We reasoned that the strict clumping and pruning approach that was optimal to construct polygenic scores in the UK Biobank may not be best suited to detect relatively subtle within-family common genetic variation, given significant shared variation among the family members. Therefore, alongside the PGS used throughout the study, we constructed multiple other polygenic predictors, including more variants, reasoning that this would be more likely to pick up any subtle differences that exist within a family. As an orthogonal approach, we also constructed a polygenic score including all conditionally genome-wide significant SNP signals (100), with the idea that this would enable detection of multiple independent effects on different haplotypes that could be segregating within this family (100). We accounted for family structure using a linear mixed model with kinship as a random effect. Remarkably, across all tested approaches, the clinically affected family members had a more negative PGS on average than the unaffected variant-carrying family members, indicating a greater burden of polygenic variation associated with shorter telomeres (Figures 4, B and C, and Supplemental Figure 3, B and C). We speculate that the affected family members have disease not because they have a shifted PGS causing a somewhat shorter mean telomere length, but rather that the PGS hints that these patients present with disease at least in part because of a decreased general ability to protect and repair telomeres, on the background of a major perturbation caused by the rare disease-driving mutation.

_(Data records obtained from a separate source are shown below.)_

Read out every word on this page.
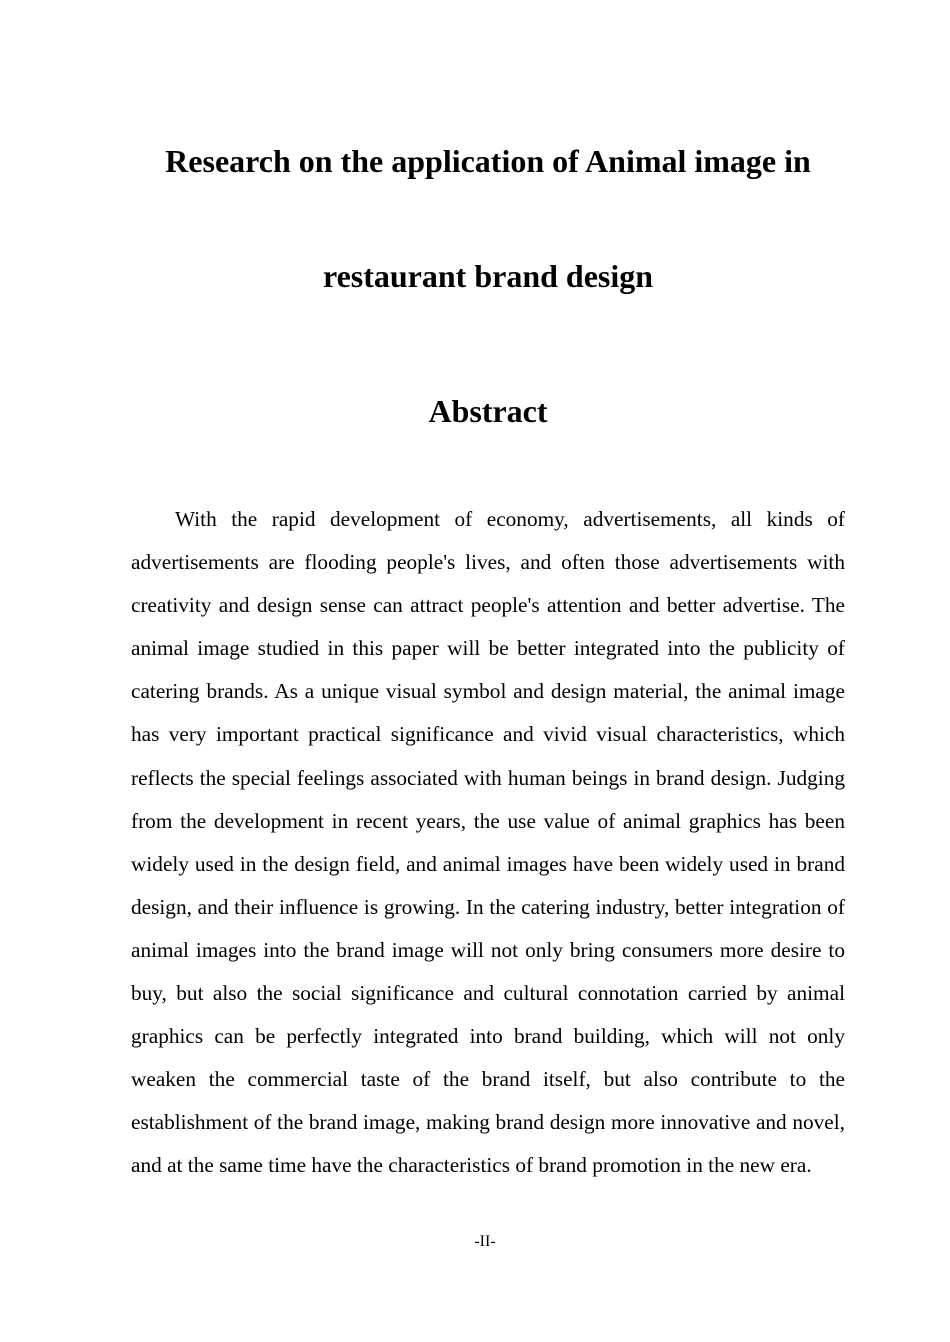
Research on the application of Animal image in
restaurant brand design
Abstract

With the rapid development of economy, advertisements, all kinds of advertisements are flooding people's lives, and often those advertisements with creativity and design sense can attract people's attention and better advertise. The animal image studied in this paper will be better integrated into the publicity of catering brands. As a unique visual symbol and design material, the animal image has very important practical significance and vivid visual characteristics, which reflects the special feelings associated with human beings in brand design. Judging from the development in recent years, the use value of animal graphics has been widely used in the design field, and animal images have been widely used in brand design, and their influence is growing. In the catering industry, better integration of animal images into the brand image will not only bring consumers more desire to buy, but also the social significance and cultural connotation carried by animal graphics can be perfectly integrated into brand building, which will not only weaken the commercial taste of the brand itself, but also contribute to the establishment of the brand image, making brand design more innovative and novel, and at the same time have the characteristics of brand promotion in the new era.

-II-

Thus, even in the relatively controlled setting of a family with a shared causal variant and overall similar genetic background, our results suggest that random segregation of common variants that alter disease biology might contribute to variable expressivity and penetrance. These results provide a framework for larger studies of trios and families to further elucidate how common genetic variation may help explain why some family members with a disease-causing variant have severe symptoms, while others remain clinically unaffected.

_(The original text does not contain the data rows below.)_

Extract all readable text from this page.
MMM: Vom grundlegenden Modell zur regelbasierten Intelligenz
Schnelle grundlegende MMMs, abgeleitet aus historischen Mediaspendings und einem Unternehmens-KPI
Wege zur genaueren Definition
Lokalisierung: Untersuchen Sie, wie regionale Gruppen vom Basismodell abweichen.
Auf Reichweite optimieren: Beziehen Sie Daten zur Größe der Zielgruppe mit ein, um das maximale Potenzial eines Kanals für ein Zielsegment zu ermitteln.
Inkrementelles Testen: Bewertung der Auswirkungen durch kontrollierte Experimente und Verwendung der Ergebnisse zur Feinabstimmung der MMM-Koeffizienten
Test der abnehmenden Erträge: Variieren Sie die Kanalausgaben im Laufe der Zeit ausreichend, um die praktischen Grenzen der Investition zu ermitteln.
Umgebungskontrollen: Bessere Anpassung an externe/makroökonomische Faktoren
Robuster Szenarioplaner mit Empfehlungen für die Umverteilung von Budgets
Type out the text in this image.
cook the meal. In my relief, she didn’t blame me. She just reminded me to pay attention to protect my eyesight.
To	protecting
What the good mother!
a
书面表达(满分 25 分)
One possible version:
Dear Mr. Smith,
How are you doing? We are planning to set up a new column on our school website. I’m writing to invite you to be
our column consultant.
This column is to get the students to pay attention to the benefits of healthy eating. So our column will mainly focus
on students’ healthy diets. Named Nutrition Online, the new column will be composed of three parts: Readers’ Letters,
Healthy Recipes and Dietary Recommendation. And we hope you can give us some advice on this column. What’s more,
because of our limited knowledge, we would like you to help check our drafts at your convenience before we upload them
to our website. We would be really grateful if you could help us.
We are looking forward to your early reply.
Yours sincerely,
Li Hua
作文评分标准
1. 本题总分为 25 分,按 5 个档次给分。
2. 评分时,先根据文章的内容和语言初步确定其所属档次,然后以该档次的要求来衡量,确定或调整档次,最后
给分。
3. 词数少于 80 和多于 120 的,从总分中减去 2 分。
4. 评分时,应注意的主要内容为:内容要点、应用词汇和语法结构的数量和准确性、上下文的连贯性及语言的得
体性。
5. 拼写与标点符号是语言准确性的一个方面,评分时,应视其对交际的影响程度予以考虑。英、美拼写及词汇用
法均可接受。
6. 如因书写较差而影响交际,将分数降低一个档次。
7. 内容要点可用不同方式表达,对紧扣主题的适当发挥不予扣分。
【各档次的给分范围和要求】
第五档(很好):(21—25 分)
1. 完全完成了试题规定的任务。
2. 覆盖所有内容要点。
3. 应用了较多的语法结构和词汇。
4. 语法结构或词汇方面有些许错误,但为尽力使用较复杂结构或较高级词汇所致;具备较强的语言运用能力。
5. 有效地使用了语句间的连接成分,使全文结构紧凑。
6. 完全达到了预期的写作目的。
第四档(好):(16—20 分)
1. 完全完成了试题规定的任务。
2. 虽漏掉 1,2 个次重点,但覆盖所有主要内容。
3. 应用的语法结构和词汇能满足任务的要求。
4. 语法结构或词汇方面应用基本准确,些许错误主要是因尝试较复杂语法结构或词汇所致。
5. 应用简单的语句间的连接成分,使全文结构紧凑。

Convergence of common and rare genetic variation in telomere biology disorders.

A key question regarding polygenic modifiers of disease is whether common and rare variation converges on the same genes and biological pathways (101). In autism spectrum disorder, examples of convergence of common and rare variation at the same loci have been observed (102). Similarly, in Hirschsprung’s disease and craniosynostosis, shared signaling and regulatory pathways are affected by rare and common risk variants (6, 9, 12). In contrast, in sickle cell disease and β-thalassemia, common genetic variation largely impacts disease expressivity through modulation of fetal hemoglobin gene transcriptional regulation, a mechanism distinct from the primary disease-causing mutations that alter adult hemoglobin (10, 103). Having shown that common polygenic variation affects penetrance and expressivity in TBD, we asked whether these variants act upon the same or different genes as the causal high-impact variants underlying TBDs.

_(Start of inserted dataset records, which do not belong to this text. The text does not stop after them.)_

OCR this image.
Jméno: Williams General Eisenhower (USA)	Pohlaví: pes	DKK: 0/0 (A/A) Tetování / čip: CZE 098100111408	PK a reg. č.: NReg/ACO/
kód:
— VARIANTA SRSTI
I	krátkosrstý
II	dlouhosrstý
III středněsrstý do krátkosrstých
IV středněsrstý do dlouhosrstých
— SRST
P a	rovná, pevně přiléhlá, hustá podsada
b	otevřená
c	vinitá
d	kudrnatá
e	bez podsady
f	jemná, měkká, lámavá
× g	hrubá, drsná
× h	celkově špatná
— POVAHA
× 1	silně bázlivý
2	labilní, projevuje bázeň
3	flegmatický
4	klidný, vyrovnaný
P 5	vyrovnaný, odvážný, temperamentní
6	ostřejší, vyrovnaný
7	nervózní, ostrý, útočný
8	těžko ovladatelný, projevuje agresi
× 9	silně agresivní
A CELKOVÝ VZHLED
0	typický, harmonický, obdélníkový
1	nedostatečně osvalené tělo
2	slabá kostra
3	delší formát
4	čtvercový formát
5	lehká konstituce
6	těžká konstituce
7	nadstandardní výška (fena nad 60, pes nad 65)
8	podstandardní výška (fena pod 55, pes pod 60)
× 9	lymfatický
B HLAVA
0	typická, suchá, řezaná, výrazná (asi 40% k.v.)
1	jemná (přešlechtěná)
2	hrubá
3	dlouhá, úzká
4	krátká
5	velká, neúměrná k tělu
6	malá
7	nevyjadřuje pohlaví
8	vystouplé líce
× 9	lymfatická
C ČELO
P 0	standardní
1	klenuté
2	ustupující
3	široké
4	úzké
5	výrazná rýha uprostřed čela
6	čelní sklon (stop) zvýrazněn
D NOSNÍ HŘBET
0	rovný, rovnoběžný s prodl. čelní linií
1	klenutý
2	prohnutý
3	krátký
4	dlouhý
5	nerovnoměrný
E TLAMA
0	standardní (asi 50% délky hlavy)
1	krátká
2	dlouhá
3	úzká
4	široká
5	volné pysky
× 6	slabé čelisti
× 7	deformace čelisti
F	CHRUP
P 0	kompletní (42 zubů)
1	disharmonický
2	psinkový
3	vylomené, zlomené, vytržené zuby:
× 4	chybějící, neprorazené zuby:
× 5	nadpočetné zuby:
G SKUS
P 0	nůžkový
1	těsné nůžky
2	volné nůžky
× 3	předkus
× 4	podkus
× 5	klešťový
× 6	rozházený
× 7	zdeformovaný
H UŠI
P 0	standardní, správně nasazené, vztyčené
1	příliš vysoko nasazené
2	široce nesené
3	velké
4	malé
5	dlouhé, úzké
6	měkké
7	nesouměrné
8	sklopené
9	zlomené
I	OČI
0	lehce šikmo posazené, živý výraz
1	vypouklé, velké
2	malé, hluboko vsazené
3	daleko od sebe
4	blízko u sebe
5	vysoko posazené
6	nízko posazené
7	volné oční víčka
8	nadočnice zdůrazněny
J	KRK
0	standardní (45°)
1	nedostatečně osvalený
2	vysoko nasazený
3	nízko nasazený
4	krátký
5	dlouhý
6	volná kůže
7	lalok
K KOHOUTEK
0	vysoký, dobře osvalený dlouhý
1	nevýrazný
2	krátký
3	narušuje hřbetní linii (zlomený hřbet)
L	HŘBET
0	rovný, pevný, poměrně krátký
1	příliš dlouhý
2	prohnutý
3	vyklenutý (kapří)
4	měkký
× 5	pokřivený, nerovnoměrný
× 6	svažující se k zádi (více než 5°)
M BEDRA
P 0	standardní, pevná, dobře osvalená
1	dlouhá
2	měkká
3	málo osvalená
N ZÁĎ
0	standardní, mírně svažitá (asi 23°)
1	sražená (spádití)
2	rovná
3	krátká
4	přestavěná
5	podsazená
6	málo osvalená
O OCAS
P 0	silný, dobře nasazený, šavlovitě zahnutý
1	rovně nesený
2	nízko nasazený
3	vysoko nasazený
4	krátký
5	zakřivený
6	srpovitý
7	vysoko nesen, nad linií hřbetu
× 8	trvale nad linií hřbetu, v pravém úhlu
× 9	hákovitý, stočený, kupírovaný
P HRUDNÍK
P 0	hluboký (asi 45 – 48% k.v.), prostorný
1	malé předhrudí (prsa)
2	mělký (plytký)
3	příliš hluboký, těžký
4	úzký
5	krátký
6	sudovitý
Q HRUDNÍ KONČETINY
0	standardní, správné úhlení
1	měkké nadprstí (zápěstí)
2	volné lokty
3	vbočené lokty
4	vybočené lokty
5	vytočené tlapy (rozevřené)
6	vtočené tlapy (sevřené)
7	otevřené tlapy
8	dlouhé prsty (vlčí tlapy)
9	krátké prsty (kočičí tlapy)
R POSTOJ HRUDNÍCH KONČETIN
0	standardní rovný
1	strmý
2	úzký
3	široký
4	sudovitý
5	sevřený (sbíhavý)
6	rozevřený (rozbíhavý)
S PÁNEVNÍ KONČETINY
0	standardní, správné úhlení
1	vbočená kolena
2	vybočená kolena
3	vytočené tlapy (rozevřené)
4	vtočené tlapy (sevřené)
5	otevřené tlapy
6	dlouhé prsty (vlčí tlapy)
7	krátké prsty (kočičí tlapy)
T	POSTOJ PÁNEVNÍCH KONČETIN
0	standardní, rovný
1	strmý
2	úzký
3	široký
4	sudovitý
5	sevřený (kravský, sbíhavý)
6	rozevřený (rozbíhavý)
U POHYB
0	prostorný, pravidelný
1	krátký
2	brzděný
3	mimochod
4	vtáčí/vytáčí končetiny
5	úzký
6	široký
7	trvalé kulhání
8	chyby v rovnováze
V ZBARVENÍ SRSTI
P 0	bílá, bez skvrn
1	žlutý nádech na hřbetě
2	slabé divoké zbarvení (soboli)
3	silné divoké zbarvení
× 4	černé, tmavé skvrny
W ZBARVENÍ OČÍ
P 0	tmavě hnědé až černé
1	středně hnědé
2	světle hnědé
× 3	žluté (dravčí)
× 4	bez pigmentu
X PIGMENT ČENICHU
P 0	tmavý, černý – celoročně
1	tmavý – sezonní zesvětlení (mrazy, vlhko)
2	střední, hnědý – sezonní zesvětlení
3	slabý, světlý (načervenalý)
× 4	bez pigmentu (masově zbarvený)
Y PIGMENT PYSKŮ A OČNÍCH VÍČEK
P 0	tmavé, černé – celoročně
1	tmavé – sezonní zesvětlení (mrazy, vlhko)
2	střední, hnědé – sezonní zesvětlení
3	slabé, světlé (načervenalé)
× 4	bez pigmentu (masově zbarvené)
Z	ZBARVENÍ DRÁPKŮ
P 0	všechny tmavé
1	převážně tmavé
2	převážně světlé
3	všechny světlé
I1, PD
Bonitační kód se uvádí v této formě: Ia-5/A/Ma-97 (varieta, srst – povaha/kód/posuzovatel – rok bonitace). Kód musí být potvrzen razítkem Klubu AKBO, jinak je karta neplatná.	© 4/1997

In the TBDs, causal variants affect genes regulating telomere length, maintenance, and function (17, 97). Using multiple gene prioritization approaches (see Methods), we found that common variation associated with telomere length and TBD expressivity implicates genes that strongly overlap the set of genes implicated as high-impact monogenic variants in TBDs (P = 5.41×10–17) (Figure 5 and Supplemental Figure 4A). The polygenic variants are primarily noncoding, with more than 97% of credible set variants mapping to introns or intergenic regions (Supplemental Figure 4B). These variants show a striking enrichment for enhancers in CD34+ hematopoietic stem and progenitor cells, possibly explaining the association we observe in bone marrow failure and likely underlying mechanisms in these progenitors for all blood and immune cells (Supplemental Figure 4C). Collectively, these findings suggest a model in which common, noncoding variation converges upon the same genes implicated by high-effect Mendelian coding mutations.